Vehicle connectivity changing the game

To the driver of the typical car today, a 10.7 year-old vehicle in the EU, connected features such as active park assist, lane-keeping or driver alert systems can seem a long way in the future. But the connected world is here, it is real now, and almost every premium vehicle sold today connects to the Internet to offer some form of personalised services.

As far back as 2016, BMW Connected became standard on all models, with smarter vehicle control and services for email, news, weather and other text-to-speech functions. Other programmes such as Ford’s Sync 3 and GM’s On Star became standard way back in 2014.

Increasingly automatic functions are driving the technology content of vehicles, and changing who is in control, starting with feet off (cruise control) to hands off (beginning with temporary hands off, lane assist) to eyes off (semi-autonomy) to brain off (full autonomy).

The car is increasingly part of the connected ecosystem. By 2020, 20% of all vehicles on the road worldwide will have some form of network connection, equivalent to 250 million connected vehicles.

The proliferation of vehicle connectivity has implications across the major functional areas of insurance telematics, automated driving, infotainment and mobility services.

‘The vehicle is very much a part of the Internet of Things,’ commented Dr George Gillespie, CEO of MIRA. ‘It could very well end up being the biggest data source, with connected cars generating data at the rate of 25 gigabytes per day, rising to 300 terabytes, which is the data estimated to be generated by an autonomous vehicle per year.’

But what does all of this mean for the automotive companies and insurance providers in the long term? After all, we are talking about highly-complex vehicles, much more challenging in terms of technology and risk than what insurance deals with today.

By 2021 the UK government intends the country to be well on its way to a driverless future. A legal review is underway to determine some legal questions that will impact on insurance.

Everyone agrees that the period of highest risk will be the ‘fuzzy middle’, the hybrid period when autonomous and driven vehicles will share the roads, and the period of handover when a driver could be suddenly requested by the vehicle to take back control.

There are going to be many factors and technologies to deliver the final product.

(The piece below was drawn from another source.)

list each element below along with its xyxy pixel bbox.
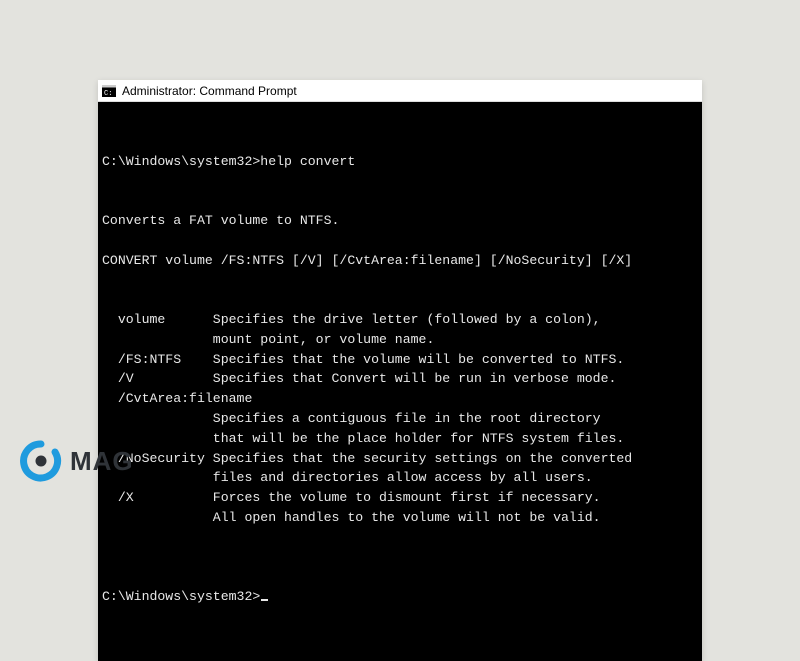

There is a popular view that the technology could move quickly beyond autonomy, effectively leaping over this most dangerous phase. Drivers are still necessary in cars but are able to completely shift ‘safety-critical functions’ to the vehicle, under certain traffic or environmental conditions. It means that the driver is still present and will intervene if necessary, but is not required to monitor the situation in the same way as for the previous levels.

In so far as control of the vehicle is going to flip between the human and the machine, for insurance the future is likely to mean a move to real-time risk assurance.

The connected vehicle is going to become the most complex and the most data-rich platform, creating huge challenges for digital vehicle resilience, for identifying critical risks and designing against them.